Four weeks ago I was laid off of work. I had been there going on ten years, ups and downs, work was a big part of my life.
Late last year my husband and I split.
Mid last year my mom passed away.
I was a wife, daughter and a long term worker. I saw my future mapped out. I was in a marriage that was supposed to last the rest of my life, I was working at a place I thought I might work until I retired. I was someones child.
In less than one year, it all changed. It wasn't all bad. My mom passing, was all bad, no matter what positive shit people say... My marriage ending, well, it is what it is. Losing my job was hard, yet I already have a new now (I start next Monday) I will recover, and life goes on.
BUT... where does that leave me...who am I know? Who are my friends, what do I want, where am I going? Do I date? Will I stay single forever? Do I even want to date? honestly, I don't know. Partly it is exciting in that my life isn't as predictable as I thought it was, and partly it is scary, I get to CHOOSE some things, and others are still beyond my control.
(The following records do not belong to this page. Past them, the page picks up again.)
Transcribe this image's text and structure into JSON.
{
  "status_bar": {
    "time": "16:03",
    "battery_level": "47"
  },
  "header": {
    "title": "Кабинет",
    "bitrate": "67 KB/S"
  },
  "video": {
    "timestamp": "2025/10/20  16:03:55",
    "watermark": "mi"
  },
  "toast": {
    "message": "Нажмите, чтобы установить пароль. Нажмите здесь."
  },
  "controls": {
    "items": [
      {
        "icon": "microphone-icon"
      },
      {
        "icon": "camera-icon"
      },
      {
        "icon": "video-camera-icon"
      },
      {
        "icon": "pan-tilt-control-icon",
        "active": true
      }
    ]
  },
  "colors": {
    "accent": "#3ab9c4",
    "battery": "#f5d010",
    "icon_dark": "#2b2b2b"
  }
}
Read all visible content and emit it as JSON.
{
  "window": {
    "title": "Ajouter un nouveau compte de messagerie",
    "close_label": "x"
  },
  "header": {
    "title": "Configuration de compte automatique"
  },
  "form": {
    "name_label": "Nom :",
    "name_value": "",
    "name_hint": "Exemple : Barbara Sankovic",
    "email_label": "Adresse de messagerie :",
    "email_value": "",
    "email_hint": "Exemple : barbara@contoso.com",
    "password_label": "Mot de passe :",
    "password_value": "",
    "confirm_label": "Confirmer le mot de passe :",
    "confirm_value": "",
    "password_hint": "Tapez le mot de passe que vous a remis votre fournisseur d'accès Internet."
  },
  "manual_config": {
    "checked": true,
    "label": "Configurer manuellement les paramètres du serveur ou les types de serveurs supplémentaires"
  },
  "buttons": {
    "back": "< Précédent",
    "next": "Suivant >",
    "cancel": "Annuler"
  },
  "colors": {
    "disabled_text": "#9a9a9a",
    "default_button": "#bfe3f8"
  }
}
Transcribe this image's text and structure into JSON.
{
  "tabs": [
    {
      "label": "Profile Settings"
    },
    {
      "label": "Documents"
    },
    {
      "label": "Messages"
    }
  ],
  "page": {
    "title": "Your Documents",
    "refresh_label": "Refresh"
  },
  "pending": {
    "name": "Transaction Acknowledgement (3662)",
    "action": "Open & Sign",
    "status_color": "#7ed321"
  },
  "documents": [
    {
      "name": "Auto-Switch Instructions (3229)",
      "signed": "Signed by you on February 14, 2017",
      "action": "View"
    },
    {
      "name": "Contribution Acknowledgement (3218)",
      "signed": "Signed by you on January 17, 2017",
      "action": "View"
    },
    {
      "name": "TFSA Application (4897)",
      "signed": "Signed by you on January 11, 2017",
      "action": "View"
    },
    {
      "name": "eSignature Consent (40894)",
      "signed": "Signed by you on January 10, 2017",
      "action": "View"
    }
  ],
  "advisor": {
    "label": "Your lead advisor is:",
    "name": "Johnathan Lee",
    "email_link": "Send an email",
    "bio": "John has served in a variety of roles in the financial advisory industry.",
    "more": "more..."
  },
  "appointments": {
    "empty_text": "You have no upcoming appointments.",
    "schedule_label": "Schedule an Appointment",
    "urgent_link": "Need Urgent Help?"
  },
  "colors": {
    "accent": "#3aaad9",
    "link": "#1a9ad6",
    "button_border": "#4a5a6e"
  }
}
I don't have a mother to call, to blame to anchor myself to. I don't have a mom for mothers day, to ask questions of.. I will never know the stories she had left to tell me, I don't know who gave my grandma the green glass necklace I have, for example, and I have no one to ask.
I do know some things. I am still a mom myself, I am still a feminist and I still have my own story to tell, and, to write, to some degree.
Yet I can't lie. This has been on profoundly hard year. I have had so many things turned upside down. I get a fresh start, and I have had to let some dreams die. I feel very alone, and yet I am not lonely. Does that even make sense?
Wish me luck with this, I am trying, but feeling really worn down.